二、「制度化された形態の文化資本」(学歴、資格、免許等、制度が保証した形態の文化資本)

三、「身体化された形態の文化資本」(礼儀作法、慣習、言語遣い、センス、美的性向など)


一は、お金で買うこともできる。もちろん何を買うかのセンスは問われるし、親から譲られるものが多く含まれる点では、ここでも格差は歴然と存在するが、財力などによってのキャッチアップも可能である。

二は、成人になってからでも、本人の努力によって獲得可能な部分が多い。この点も、そもそものスタートラインが違うという経済格差の問題はあるが、後述する身体的文化資本に比べれば、まだ努力のしがいのある領域ということになっている。

問題は三の身体的文化資本である。

この身体的文化資本を「センス」と言ってしまうと身も蓋もないが、「様々な人々とうまくやっていく力」とでも言い換えれば、それが2020年度の大学入試改革以後に求められる能力に、イメージとして近づくだろうか。

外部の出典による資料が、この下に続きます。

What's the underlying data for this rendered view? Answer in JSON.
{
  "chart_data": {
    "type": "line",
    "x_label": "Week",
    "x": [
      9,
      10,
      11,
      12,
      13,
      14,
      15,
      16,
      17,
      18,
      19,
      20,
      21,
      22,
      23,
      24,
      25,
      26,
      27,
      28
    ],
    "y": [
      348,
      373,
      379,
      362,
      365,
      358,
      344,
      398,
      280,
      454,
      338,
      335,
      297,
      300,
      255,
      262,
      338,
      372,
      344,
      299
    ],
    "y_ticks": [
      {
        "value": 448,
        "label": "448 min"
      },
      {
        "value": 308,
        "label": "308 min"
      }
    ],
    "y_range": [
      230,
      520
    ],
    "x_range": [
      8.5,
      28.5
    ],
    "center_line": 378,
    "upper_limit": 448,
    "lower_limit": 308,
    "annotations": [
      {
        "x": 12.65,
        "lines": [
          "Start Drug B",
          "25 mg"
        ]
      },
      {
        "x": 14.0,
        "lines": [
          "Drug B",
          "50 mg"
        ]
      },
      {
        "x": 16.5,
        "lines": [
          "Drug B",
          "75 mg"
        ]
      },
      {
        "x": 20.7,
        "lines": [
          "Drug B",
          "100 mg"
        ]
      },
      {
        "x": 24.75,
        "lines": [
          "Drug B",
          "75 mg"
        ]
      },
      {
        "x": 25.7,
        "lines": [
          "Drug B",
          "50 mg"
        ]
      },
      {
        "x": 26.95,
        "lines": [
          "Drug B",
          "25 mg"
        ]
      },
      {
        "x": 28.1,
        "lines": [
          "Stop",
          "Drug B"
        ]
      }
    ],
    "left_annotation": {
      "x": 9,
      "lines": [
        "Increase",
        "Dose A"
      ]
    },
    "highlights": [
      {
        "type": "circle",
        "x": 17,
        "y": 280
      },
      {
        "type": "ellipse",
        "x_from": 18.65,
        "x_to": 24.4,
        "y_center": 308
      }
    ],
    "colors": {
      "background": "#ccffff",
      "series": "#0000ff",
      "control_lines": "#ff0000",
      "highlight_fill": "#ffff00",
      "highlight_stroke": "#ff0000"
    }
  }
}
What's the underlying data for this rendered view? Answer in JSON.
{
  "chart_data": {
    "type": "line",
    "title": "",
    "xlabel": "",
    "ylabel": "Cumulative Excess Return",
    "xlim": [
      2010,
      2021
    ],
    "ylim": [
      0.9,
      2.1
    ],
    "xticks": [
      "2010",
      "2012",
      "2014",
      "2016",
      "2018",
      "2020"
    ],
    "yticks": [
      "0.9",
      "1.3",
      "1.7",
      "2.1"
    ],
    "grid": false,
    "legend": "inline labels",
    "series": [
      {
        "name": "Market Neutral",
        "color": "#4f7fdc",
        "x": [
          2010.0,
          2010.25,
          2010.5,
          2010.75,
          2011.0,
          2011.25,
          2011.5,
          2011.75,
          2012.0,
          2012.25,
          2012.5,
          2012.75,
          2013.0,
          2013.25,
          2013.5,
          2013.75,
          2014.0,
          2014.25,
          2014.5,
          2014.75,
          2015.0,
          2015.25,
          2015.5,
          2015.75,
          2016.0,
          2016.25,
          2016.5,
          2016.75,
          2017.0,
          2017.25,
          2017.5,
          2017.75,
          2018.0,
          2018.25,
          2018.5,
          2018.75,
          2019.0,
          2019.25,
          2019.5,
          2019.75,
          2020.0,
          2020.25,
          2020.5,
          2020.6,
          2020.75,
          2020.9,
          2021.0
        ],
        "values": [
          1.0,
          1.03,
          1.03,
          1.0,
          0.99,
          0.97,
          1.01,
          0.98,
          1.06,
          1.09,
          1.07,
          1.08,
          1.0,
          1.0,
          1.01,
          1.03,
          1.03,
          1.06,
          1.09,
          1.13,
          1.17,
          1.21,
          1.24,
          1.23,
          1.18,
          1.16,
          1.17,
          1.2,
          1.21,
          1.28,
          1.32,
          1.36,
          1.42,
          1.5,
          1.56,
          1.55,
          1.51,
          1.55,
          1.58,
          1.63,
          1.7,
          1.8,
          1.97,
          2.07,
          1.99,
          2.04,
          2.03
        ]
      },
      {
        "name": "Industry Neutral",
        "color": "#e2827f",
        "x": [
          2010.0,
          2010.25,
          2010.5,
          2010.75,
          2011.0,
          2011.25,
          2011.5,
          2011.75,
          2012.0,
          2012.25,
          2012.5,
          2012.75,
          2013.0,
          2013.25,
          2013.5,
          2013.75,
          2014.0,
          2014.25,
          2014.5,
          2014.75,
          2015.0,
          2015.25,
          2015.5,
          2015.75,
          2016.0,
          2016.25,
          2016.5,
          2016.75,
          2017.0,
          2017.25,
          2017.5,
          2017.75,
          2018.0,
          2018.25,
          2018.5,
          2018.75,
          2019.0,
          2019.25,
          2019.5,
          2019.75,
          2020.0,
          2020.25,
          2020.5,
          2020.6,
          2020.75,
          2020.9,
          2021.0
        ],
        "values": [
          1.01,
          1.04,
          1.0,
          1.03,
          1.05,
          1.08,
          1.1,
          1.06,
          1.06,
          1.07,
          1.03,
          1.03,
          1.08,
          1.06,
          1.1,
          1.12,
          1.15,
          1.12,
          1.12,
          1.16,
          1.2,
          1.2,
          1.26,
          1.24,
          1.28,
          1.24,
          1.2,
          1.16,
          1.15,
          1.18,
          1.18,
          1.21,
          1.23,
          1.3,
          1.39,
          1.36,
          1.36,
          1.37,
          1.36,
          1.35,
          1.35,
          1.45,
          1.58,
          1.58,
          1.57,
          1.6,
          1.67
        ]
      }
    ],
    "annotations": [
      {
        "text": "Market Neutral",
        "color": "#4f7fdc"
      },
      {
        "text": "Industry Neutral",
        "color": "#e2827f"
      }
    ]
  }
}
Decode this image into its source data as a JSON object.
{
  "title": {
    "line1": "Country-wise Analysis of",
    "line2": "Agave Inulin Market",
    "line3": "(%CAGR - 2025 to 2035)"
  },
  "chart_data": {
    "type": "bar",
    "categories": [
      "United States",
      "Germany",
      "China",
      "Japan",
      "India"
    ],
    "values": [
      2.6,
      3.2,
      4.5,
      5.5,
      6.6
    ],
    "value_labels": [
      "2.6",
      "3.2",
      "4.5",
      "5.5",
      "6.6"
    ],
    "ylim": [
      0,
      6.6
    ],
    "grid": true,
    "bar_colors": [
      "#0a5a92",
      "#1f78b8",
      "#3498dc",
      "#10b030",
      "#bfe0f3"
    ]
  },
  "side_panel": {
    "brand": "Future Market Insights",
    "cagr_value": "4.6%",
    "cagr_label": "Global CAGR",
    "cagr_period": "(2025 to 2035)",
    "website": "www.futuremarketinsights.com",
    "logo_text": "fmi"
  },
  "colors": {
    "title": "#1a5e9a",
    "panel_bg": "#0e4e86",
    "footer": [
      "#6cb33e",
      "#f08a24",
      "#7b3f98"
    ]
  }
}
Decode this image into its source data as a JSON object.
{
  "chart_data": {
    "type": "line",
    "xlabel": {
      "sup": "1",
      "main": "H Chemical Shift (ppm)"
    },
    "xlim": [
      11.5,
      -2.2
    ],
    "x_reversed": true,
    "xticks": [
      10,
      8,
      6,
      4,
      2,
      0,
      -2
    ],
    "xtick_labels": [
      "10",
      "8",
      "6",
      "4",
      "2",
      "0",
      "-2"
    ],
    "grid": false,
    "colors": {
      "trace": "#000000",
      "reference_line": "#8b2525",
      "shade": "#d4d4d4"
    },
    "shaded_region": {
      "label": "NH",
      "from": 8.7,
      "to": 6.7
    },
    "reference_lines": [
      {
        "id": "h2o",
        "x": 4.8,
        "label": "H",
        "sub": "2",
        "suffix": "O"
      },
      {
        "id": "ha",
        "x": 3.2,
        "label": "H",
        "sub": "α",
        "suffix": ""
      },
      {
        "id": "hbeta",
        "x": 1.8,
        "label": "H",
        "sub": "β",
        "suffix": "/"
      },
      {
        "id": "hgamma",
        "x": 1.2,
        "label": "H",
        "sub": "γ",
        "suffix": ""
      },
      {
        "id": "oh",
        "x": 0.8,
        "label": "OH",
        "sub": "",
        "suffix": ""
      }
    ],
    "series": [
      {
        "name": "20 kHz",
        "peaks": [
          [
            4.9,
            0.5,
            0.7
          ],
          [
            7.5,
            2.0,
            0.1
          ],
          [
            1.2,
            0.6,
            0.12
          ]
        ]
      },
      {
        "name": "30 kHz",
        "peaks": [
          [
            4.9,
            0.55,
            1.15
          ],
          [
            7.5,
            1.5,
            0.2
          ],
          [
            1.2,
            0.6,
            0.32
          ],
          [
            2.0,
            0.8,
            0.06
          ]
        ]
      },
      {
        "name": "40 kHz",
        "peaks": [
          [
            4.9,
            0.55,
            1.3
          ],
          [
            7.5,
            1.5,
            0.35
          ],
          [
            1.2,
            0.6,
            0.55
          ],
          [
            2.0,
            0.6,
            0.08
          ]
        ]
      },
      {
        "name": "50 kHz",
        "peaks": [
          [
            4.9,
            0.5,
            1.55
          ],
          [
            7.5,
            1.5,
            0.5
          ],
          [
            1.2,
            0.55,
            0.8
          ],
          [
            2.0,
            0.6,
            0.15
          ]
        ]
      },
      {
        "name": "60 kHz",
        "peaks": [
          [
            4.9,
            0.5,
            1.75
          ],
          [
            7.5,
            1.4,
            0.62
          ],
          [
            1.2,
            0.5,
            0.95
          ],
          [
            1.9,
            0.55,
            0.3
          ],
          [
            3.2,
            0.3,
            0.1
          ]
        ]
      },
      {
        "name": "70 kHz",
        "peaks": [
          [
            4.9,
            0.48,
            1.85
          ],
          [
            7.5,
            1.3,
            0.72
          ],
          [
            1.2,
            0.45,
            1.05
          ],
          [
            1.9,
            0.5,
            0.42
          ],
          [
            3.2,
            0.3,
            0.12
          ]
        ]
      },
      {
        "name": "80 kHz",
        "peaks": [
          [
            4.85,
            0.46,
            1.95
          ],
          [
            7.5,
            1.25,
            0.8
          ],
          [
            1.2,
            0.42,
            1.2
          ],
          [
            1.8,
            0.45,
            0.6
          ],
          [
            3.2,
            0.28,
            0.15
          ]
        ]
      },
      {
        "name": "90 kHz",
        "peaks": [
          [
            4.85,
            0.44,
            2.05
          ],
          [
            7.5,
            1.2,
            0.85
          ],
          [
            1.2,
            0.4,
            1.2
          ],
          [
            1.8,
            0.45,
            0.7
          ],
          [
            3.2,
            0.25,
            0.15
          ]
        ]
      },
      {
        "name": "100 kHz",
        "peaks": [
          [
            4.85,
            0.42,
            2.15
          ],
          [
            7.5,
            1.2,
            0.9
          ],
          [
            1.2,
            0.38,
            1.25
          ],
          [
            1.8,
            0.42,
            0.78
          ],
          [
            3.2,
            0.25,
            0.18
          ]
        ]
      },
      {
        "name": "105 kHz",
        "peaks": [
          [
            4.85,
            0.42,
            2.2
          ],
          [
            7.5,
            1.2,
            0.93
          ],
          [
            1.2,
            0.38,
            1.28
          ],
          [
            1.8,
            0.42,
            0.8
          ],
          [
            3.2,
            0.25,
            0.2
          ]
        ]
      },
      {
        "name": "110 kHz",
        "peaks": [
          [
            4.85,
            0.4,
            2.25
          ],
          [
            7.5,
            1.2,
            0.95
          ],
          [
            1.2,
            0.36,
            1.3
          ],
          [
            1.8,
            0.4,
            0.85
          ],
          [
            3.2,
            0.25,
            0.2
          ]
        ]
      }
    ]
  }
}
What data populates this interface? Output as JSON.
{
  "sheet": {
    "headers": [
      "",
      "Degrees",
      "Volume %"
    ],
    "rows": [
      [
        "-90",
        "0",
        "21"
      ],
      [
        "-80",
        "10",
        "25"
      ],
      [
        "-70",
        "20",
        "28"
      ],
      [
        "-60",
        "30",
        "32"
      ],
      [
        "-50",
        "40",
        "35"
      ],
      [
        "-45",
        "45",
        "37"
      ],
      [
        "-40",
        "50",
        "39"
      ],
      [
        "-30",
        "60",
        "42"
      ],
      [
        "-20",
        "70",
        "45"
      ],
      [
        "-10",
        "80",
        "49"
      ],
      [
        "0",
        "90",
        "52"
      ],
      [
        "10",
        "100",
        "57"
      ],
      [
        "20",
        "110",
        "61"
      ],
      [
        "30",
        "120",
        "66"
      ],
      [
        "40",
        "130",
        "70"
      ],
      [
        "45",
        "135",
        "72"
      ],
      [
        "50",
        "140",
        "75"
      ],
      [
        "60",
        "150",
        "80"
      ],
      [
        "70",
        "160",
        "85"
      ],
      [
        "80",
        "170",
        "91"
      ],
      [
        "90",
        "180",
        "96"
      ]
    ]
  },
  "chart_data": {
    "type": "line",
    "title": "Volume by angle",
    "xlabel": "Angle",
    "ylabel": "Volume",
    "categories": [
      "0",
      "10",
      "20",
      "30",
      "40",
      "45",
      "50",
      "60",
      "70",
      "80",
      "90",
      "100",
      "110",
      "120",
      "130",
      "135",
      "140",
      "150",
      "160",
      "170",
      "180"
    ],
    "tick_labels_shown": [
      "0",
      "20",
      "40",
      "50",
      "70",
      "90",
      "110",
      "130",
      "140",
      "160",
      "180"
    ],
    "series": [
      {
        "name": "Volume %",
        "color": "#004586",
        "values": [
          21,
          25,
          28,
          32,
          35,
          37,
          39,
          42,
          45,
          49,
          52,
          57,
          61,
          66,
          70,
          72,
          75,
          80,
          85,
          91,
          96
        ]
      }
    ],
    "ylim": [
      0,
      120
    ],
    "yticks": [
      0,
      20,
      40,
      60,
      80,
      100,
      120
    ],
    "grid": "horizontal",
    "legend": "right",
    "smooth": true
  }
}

これまで述べてきた「主体性・多様性・協働性」はいずれも、この身体的文化資本に属する。これを、これまで使われてきた言葉で言うなら、広い意味での「教養=リベラルアーツ」と呼んでもいい。

ブルデューが挙げたのは、美的感覚や感性を含むセンスやマナー、味覚あるいはコミュニケーション能力などだが、私は最近、これに加えて、人種や民族、あるいはジェンダーや性的少数者に対しての偏見がないかどうかも含めて説明している。

 

たとえば少し極端な事例になるが、男尊女卑傾向の強い家庭に育って、中高一貫の男子校に進学した一人っ子の男子を考えてみよう。彼が、これまで紹介してきたようなグループワーク型の大学入試を受けることになったと想像してみて欲しい。18歳ならば、相対的に女子の方が弁が立つ。女の子が議論を先導し始めたところで、「女は黙ってろ!」と一言でも言ってしまったら、彼はその場で不合格となるだろう。

いままでは、どの大学にもそんな合否の判定基準はなかった。ところが、これからは、こういったことが、きわめてまっとうな合否判定の基準になるのだ。

もう一度、大学入試改革の筋道を振り返ってみよう。

文部科学省は、各大学に、すべての授業をできるだけアクティブラーニング化するように指導している。少なくとも表面上は、大教室での一方通行の講義は姿を消しつつあり、ディスカッション型の授業が増えている。

もう一点、文部科学省は大学側に、新制度入試にあたっては、「潜在的学習能力」すなわち大学に入ってからの学びの伸びしろや授業についていく力を測るような試験をしろと通達している。

ということは、三段論法でいけば、このアクティブラーニングに参加できない、対等な立場での議論のできない生徒は、どれほど従来型の学力が高くても門前でお断りするしかないということなのだ。

さて、こういった身体的文化資本は、おおよそ20歳くらいまでに決定されると言われている。分かりやすい例は「味覚」だろう。味覚は幼児期から12歳くらいまでに形成されるという説もある。幼少期にファストフードなど刺激の強い、濃い味付けのものばかり食べ慣れていると、舌の味蕾がつぶれて細かい味の見分けができなくなるというのだ。12歳というのが本当かどうかは議論の余地もあるだろうが、それが早期に決定づけられそうなことは想像に難くない。音感やリズム感、色彩感覚なども、比較的、早い段階で形成される能力だろう。

言語感覚、論理性などは、もう少し長期で形成されるのだろうが、小さい頃からの読書体験や言語環境が、子どもの成長に大きな影響を与えることは、最近、とみに知られるようになった。

また逆に、先に掲げたジェンダーについての偏見など、ある一定以上の年齢になると「ちょっと、この人は治らないな」と感じることもあるだろう(もちろん、そういった人々も理性によって偏見を表に出さないように振る舞ってもらわなければならないのだが)。

いずれにしてもこれらの能力は、人生の非常に早い段階で、しかも、ほぼ自然に「身についていってしまう」たぐいのものなのだ。